Di samping itu, harga energi baru dan terbarukan mulai tumbuh kompetitif, khususnya harga Solar PV global yang cenderung menurun. Apalagi didukung dengan pengembangan teknologi baru seperti pumped storage, hidrogen, dan Battery Energy Storage System (BESS) sehingga akan mengoptimalkan pemanfaatan potensi EBT yang melimpah di Indonesia. "Ini bisa bersaing dengan energi fosil," ungkapnya.


Meningkatnya kebutuhan energi, jelas Arifin, mendorong pemerintah untuk terus menyediakan akses energi ke seluruh lapisan masyarakat terutama di wilayah 3T (Terluar, Terdepan, dan Tertinggal) dengan harga terjangkau dan tetap memperhatikan ketersediaan sumber daya energi setempat. Kondisi in sejalan dengan pemenuhan target rasio elektrifikasi 100% di tahun 2022 mendatang.


"Tentu ini menjadi peluang bagi pengembangan EBT karena harga bahan bakar fosil di daerah terpencil bisa begitu mahal, sedangkan sumber EBT tersedia dan dapat dimanfaatkan secara lokal," paparnya.


Pemerintah sendiri terus memperkuat kerangka peraturan untuk memastikan keberhasilan transisi energi di Indonesia. Rencana Umum Penyediaan Tenaga Listrik (RUPTL) PT PLN (Persero) 2021-2030 memberikan porsi lebih besar kepada EBT.


"Energi terbarukan akan berkontribusi lebih besar dalam penambahan kapasitas pembangkit listrik, di mana 20,9 GW sumber energi terbarukan untuk listrik, atau 51,6% dari total kapasitas pembangkit yang akan dibangun hingga tahun 2030," jelas Arifin.

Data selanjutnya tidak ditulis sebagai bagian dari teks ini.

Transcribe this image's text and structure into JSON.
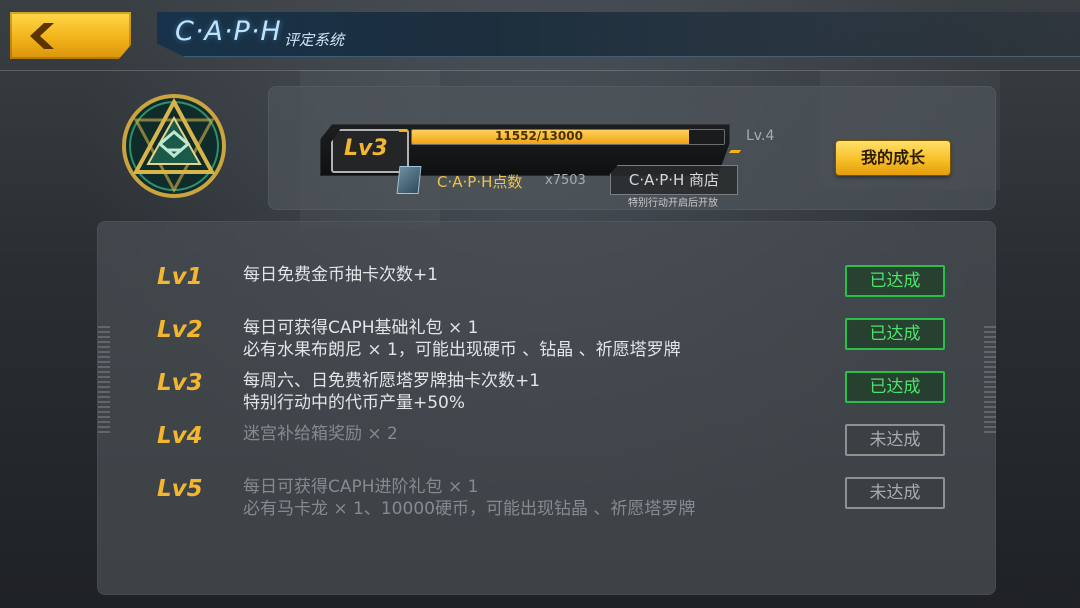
{
  "header": {
    "title": "C·A·P·H",
    "subtitle": "评定系统"
  },
  "status": {
    "current_level": "Lv3",
    "xp_text": "11552/13000",
    "xp_progress": 0.8886,
    "next_level": "Lv.4",
    "points_label": "C·A·P·H点数",
    "points_value": "x7503",
    "shop_label": "C·A·P·H 商店",
    "shop_note": "特别行动开启后开放",
    "growth_button": "我的成长"
  },
  "rewards": [
    {
      "level": "Lv1",
      "lines": [
        "每日免费金币抽卡次数+1"
      ],
      "status": "已达成",
      "achieved": true
    },
    {
      "level": "Lv2",
      "lines": [
        "每日可获得CAPH基础礼包 × 1",
        "必有水果布朗尼 × 1，可能出现硬币 、钻晶 、祈愿塔罗牌"
      ],
      "status": "已达成",
      "achieved": true
    },
    {
      "level": "Lv3",
      "lines": [
        "每周六、日免费祈愿塔罗牌抽卡次数+1",
        "特别行动中的代币产量+50%"
      ],
      "status": "已达成",
      "achieved": true
    },
    {
      "level": "Lv4",
      "lines": [
        "迷宫补给箱奖励 × 2"
      ],
      "status": "未达成",
      "achieved": false
    },
    {
      "level": "Lv5",
      "lines": [
        "每日可获得CAPH进阶礼包 × 1",
        "必有马卡龙 × 1、10000硬币，可能出现钻晶 、祈愿塔罗牌"
      ],
      "status": "未达成",
      "achieved": false
    }
  ],
  "colors": {
    "accent_gold": "#f3b62c",
    "achieved_green": "#29c04a",
    "locked_gray": "#8d9195"
  }
}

Di samping itu, pemerintah juga menetapkan Peraturan Presiden Nomor 98 Tahun 2021 tentang Nilai Ekonomi Karbon, yang mengatur tentang mekanisme perdagangan karbon dan pajak atas karbon.


"Salah satu prinsip utama dari kebijakan tersebut adalah mengenakan pajak karbon pada kegiatan yang menghasilkan karbon dan memberi insentif efisiensi-karbon," ungkapnya.


Arifin mengakui, penggunaan EBT sebagai sumber energi masih memeliki sejumlah tantangan. Seperti intermitten Surya dan Angin, keterbatasan kemampuan jaringan untuk menyerap listrik dari EBT, kurangnya minat dari lembaga keuangan untuk berinvestasi di sektor energi terbarukan karena risikonya yang tinggi.


Kemudian pembiayaan berbunga tinggi, biaya investasi yang tinggi untuk beberapa energi terbarukan seperti panas bumi, dan keterbatasan kemampuan industri dalam negeri, khususnya di bidang teknologi.(fj)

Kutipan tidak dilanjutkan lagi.